El caso de Argentina es menos dramático, pero sigue la misma tendencia. Por ejemplo, al mismo tiempo que les quitó el rango de ministerio y bajó los presupuestos en salud, trabajo y ciencia y técnica, el gobierno nacional ha aumentado el presupuesto y competencias a las Fuerzas Armadas, para permitir su intervención en seguridad interior. Los casos de Santiago Maldonado y Luis Chocobar son muestra de este cambio de doctrina por parte del ejecutivo nacional.
Ante este escenario, las fuerzas democráticas tienen que reorientar su campo de acción, estrategias y herramientas. Aquí, cada uno de nosotros tiene la responsabilidad de responder desde su lugar a este embate autoritario que avanza contra las democracias.
Es por ello que la militancia y el activismo tienen que desarrollar habilidades técnicas en el manejo de tácticas de seguridad (analógica y digital) y disminución de riesgos de sus acciones.
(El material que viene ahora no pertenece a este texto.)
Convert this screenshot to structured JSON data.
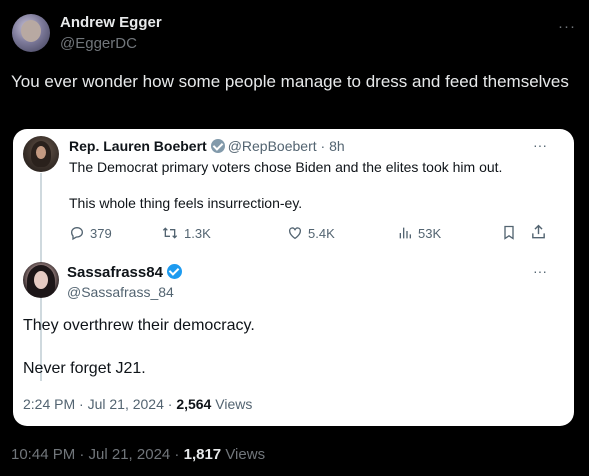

Deben incorporar una perspectiva de seguridad íntegra, incluyendo todos los aspectos de movilidad, comunicación, resguardo de información y hasta lo psicoemocional.
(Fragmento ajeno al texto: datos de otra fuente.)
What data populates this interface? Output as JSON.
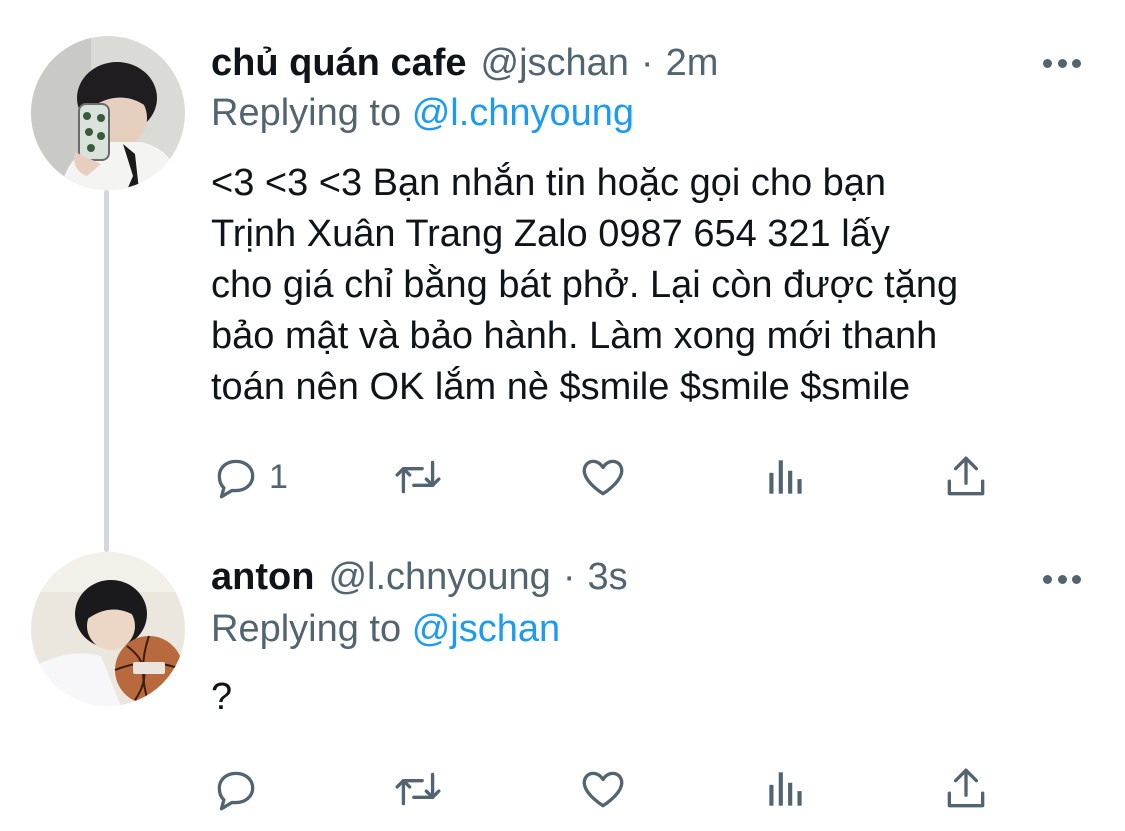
{
  "colors": {
    "text_primary": "#0f1419",
    "text_secondary": "#536471",
    "mention": "#1d9bf0",
    "thread_line": "#cfd9de"
  },
  "tweets": [
    {
      "display_name": "chủ quán cafe",
      "handle": "@jschan",
      "separator": "·",
      "time": "2m",
      "replying_prefix": "Replying to",
      "replying_to": "@l.chnyoung",
      "text_lines": [
        "<3 <3 <3 Bạn nhắn tin hoặc gọi cho bạn",
        "Trịnh Xuân Trang Zalo 0987 654 321 lấy",
        "cho giá chỉ bằng bát phở. Lại còn được tặng",
        "bảo mật và bảo hành. Làm xong mới thanh",
        "toán nên OK lắm nè $smile $smile $smile"
      ],
      "reply_count": "1",
      "icons": [
        "reply-icon",
        "retweet-icon",
        "like-icon",
        "views-icon",
        "share-icon",
        "more-icon"
      ]
    },
    {
      "display_name": "anton",
      "handle": "@l.chnyoung",
      "separator": "·",
      "time": "3s",
      "replying_prefix": "Replying to",
      "replying_to": "@jschan",
      "text_lines": [
        "?"
      ],
      "reply_count": "",
      "icons": [
        "reply-icon",
        "retweet-icon",
        "like-icon",
        "views-icon",
        "share-icon",
        "more-icon"
      ]
    }
  ]
}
La academia y los medios de comunicación deben recuperar la iniciativa de la narrativa democrática, tanto en el mensaje como en los medios, y generar los incentivos para la creación de medios responsables y profesionalizados.
La sociedad civil que trabaja en innovación política debe dejar de lado la mirada utopista de la centralidad de la apertura de datos y las plataformas digitales como un fin en sí mismo, y entender que sólo tienen sentido si defienden y aumentan la participación de los grupos tradicionalmente marginados de la historia: mujeres, afrodescendientes, indígenas y las comunidades TLGBIQ+.
Y más importante aún, nada será posible si no recuperamos la política, especialmente a partir de la reconstitución de la legitimidad de los partidos políticos y las instituciones, y del fortalecimiento de coaliciones internacionales de instituciones y organizaciones que luchan por los derechos ciudadanos. Sin ellos, está garantizado que no habrá contención posible a la marea autoritaria que avanza.
Es en este marco, este 10 de Mayo, Asuntos del Sur convoca al encuentro latinoamericano Resistencias, el cual reúne a experiencias de toda la región que buscan respuestas innovadoras de participación e inclusión política en estos contextos políticos hostiles.